Smoked Pork Chops With Drunken Sauerkraut
- Time 20min prep, 60min co
- Serves 4
- 6 thick slices of apple wood smoked bacon, cut into 2-inch pieces
- 1/4 tsp cumin
- 1 tsp caraway seeds
- 1 bay leaf, crushed
- 2 tart green apples, cored and diced
- 1 medium onion, chopped
- 4 garlic cloves, smashed & roughly chopped
- 32 oz sauerkraut w/liquid
- 1 cup dry white wine or dry vermouth
- 1/2 cup stock or water
- 4 smoked pork chops (about 6 oz. each)
How to make it
- Heat a medium stock pot over medium heat. Add bacon and cook until crisp to your liking. Remove and transfer to a paper towel lined plate.
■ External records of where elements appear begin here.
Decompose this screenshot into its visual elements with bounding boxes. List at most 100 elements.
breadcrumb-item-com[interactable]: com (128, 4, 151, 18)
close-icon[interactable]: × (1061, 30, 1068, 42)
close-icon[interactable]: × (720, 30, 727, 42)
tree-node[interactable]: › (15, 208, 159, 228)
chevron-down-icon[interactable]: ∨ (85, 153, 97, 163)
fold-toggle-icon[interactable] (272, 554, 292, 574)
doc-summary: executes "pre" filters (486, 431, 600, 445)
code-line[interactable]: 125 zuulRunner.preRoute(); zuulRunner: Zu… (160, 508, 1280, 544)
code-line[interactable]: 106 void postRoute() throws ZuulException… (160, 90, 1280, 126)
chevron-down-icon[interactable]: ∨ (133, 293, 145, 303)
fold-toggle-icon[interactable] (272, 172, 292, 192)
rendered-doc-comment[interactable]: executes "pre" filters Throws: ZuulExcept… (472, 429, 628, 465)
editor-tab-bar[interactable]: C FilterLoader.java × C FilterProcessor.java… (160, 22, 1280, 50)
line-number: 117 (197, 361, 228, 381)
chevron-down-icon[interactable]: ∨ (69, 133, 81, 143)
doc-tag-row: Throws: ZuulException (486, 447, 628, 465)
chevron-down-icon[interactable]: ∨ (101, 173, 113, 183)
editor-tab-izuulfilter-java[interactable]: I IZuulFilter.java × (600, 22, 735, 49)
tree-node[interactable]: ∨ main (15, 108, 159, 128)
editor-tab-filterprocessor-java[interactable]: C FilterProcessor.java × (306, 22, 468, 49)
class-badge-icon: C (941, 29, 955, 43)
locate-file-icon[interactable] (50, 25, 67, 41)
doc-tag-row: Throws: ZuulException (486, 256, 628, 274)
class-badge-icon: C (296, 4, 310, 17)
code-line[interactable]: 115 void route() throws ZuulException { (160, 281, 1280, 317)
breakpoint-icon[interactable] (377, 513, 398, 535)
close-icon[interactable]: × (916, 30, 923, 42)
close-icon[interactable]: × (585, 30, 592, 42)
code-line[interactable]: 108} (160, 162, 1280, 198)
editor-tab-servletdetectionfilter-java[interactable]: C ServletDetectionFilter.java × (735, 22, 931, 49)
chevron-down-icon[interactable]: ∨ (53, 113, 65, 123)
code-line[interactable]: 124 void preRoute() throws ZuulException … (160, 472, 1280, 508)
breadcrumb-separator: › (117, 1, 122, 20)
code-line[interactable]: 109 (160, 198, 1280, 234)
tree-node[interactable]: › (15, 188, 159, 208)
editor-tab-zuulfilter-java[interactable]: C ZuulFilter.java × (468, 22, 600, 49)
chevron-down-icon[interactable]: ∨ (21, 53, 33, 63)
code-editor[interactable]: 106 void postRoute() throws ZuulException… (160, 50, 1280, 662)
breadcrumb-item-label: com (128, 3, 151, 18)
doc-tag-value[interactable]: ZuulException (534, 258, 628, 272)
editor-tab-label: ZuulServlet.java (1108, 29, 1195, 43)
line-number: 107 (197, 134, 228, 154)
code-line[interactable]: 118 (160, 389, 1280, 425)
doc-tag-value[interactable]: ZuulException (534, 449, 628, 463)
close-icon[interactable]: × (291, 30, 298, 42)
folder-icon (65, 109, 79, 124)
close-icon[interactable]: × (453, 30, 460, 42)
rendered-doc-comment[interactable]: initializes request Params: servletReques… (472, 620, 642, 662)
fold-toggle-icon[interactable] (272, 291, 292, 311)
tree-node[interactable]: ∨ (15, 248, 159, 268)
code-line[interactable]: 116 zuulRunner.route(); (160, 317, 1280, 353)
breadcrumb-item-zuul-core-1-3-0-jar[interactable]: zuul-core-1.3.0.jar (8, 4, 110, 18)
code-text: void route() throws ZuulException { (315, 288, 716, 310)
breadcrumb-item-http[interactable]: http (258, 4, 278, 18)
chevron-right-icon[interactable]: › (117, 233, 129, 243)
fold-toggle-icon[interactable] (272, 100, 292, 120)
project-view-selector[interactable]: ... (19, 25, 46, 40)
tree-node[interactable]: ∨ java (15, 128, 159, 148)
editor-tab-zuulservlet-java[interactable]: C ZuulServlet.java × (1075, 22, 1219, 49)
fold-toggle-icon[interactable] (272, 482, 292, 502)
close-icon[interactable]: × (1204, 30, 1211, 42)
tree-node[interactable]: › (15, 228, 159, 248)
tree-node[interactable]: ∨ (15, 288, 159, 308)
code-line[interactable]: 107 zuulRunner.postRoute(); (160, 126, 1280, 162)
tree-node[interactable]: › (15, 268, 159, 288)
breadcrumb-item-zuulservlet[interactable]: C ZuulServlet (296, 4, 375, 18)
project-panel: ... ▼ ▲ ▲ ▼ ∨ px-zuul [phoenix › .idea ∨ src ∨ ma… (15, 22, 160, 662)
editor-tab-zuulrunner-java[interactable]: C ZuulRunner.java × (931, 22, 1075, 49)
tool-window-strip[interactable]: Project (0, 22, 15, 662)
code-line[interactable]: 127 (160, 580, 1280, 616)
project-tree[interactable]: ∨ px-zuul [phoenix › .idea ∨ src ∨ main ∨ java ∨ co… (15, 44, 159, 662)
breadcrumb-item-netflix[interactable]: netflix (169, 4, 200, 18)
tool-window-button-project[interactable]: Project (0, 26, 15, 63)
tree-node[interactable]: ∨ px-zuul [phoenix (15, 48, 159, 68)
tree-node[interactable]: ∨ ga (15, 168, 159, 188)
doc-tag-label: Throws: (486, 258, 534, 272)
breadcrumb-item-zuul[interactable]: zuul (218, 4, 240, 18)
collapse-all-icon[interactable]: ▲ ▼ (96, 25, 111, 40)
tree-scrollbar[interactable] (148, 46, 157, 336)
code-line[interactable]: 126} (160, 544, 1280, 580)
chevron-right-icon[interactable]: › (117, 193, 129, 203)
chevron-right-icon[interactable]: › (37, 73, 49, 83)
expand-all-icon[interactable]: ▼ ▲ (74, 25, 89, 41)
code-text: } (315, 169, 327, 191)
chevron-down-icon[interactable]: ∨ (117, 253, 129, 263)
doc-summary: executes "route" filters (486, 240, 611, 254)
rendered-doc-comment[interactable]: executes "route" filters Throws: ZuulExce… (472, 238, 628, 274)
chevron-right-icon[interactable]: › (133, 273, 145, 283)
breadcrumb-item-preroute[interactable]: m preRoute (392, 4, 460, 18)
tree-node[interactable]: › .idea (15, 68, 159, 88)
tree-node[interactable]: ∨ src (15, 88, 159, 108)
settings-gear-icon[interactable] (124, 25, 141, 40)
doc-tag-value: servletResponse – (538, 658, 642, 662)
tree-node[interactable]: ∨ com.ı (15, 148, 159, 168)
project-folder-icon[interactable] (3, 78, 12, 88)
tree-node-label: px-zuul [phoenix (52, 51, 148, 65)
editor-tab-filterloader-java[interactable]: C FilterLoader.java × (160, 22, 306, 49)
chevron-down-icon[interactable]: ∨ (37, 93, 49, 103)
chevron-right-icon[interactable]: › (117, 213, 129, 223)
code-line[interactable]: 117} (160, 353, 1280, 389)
- Add cumin, caraway seeds, and crushed bay leaf to pot and stir well. Cook for about 2 minutes, stirring.
- Add apples, onions, and garlic. Cook, stirring occasionally, for 5-7 minutes.
- Add sauerkraut, wine, and water. Bring to a boil. Submerge pork chops in mixture, cover, and reduce to a simmer. Cook for one hour.
- Garnish with cooked bacon when serving.